Silkville School.jpg
Silkville's school house
Silkville, Kansas is located in Kansas
Silkville, Kansas
LocationWilliamsburg Township, Franklin County, Kansas
Nearest cityWilliamsburg, Kansas
Coordinates38°27′00″N 95°29′21″W / 38.45000°N 95.48917°W / 38.45000; -95.48917Coordinates: 38°27′00″N 95°29′21″W / 38.45000°N 95.48917°W / 38.45000; -95.48917
Area6 acres (2.4 ha)
NRHP reference #72000504
Added to NRHPDecember 15, 1972

The settlement was founded in the late 1800s by a Frenchman named Ernest de Boissière, who believed in Fourierian utopian socialism. Silkville was a sericulture-based settlement, and remuneration was based what each settler could produce. Silkville's silk was praised at the Centennial Exposition in Philadelphia in 1876, but loss of settlers and difficulty in selling the silk resulted in the settlement's collapse. Today, only a few buildings remain.
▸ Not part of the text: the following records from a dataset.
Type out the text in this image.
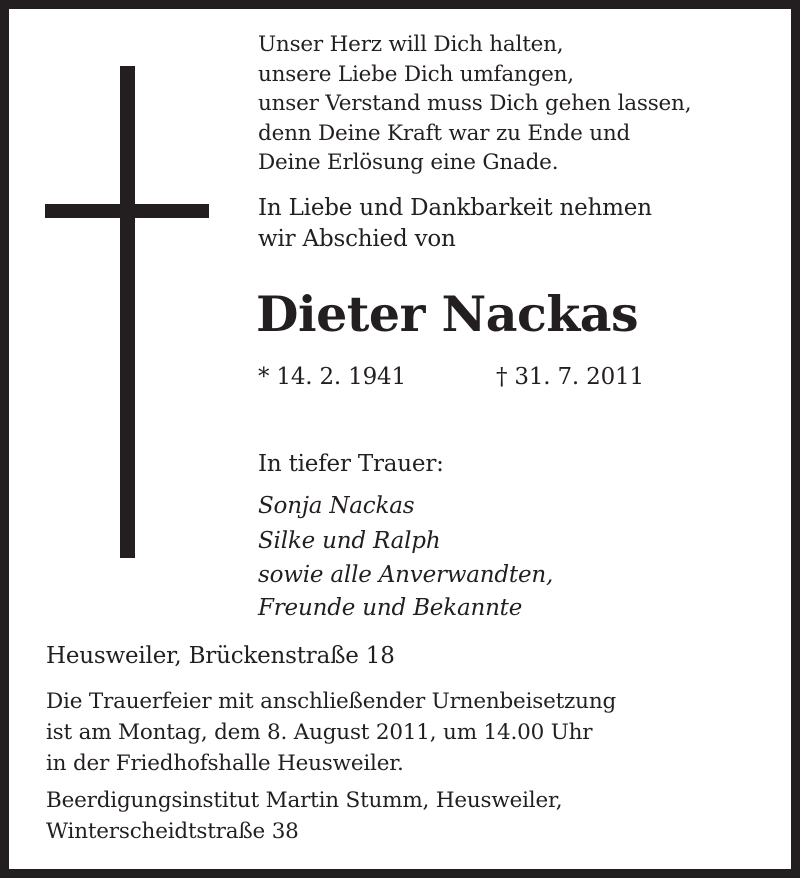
Unser Herz will Dich halten,
unsere Liebe Dich umfangen,
unser Verstand muss Dich gehen lassen,
denn Deine Kraft war zu Ende und
Deine Erlösung eine Gnade.
In Liebe und Dankbarkeit nehmen
wir Abschied von
Dieter Nackas
* 14. 2. 1941	† 31. 7. 2011
In tiefer Trauer:
Sonja Nackas
Silke und Ralph
sowie alle Anverwandten,
Freunde und Bekannte
Heusweiler, Brückenstraße 18
Die Trauerfeier mit anschließender Urnenbeisetzung
ist am Montag, dem 8. August 2011, um 14.00 Uhr
in der Friedhofshalle Heusweiler.
Beerdigungsinstitut Martin Stumm, Heusweiler,
Winterscheidtstraße 38
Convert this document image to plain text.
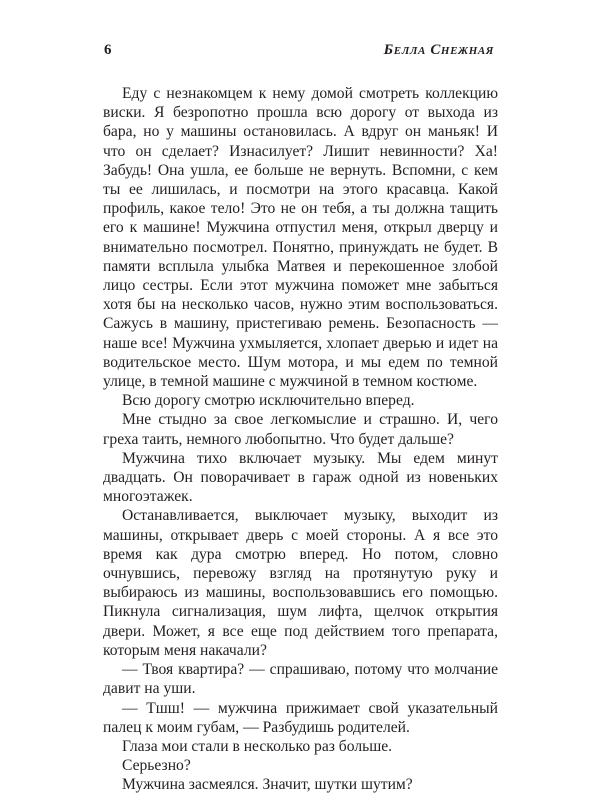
6	Белла Снежная

Еду с незнакомцем к нему домой смотреть коллекцию виски. Я безропотно прошла всю дорогу от выхода из бара, но у машины остановилась. А вдруг он маньяк! И что он сделает? Изнасилует? Лишит невинности? Ха! Забудь! Она ушла, ее больше не вернуть. Вспомни, с кем ты ее лишилась, и посмотри на этого красавца. Какой профиль, какое тело! Это не он тебя, а ты должна тащить его к машине! Мужчина отпустил меня, открыл дверцу и внимательно посмотрел. Понятно, принуждать не будет. В памяти всплыла улыбка Матвея и перекошенное злобой лицо сестры. Если этот мужчина поможет мне забыться хотя бы на несколько часов, нужно этим воспользоваться. Сажусь в машину, пристегиваю ремень. Безопасность — наше все! Мужчина ухмыляется, хлопает дверью и идет на водительское место. Шум мотора, и мы едем по темной улице, в темной машине с мужчиной в темном костюме.

Всю дорогу смотрю исключительно вперед.

Мне стыдно за свое легкомыслие и страшно. И, чего греха таить, немного любопытно. Что будет дальше?

Мужчина тихо включает музыку. Мы едем минут двадцать. Он поворачивает в гараж одной из новеньких многоэтажек.

Останавливается, выключает музыку, выходит из машины, открывает дверь с моей стороны. А я все это время как дура смотрю вперед. Но потом, словно очнувшись, перевожу взгляд на протянутую руку и выбираюсь из машины, воспользовавшись его помощью. Пикнула сигнализация, шум лифта, щелчок открытия двери. Может, я все еще под действием того препарата, которым меня накачали?

— Твоя квартира? — спрашиваю, потому что молчание давит на уши.

— Тшш! — мужчина прижимает свой указательный палец к моим губам, — Разбудишь родителей.

Глаза мои стали в несколько раз больше.

Серьезно?

Мужчина засмеялся. Значит, шутки шутим?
Silkville was established in 1870 by a Frenchman named Ernest de Boissière. Born in 1810 in France to a noble family, Boissière espoused radical political opinions heavily inspired by the utopian socialist philosophy of Charles Fourier, which put him in danger when the authoritarian Napoleon III consolidated power in 1851 and named himself emperor. Soon after, Boissière was forced into exile and moved to America, where he first settled in the port city of New Orleans.[3][4] In this new city, he set up a shipping line. However, because he poured some of his money into supporting orphaned black children, he garnered heavy criticism from wealthy whites; desiring to escape the hostile opinions of his neighbors, Boissière was left with no choice but to leave the American South.[4][5] He then decided to move to Franklin County, Kansas, an area he believed was well-suited for establishing a utopic community. In 1869, Boissière purchased between 3000 and 3500 acres of land in the county from the Kansas Educational Association of the Methodist Episcopal Church and went about setting up his intentional settlement.[3][4]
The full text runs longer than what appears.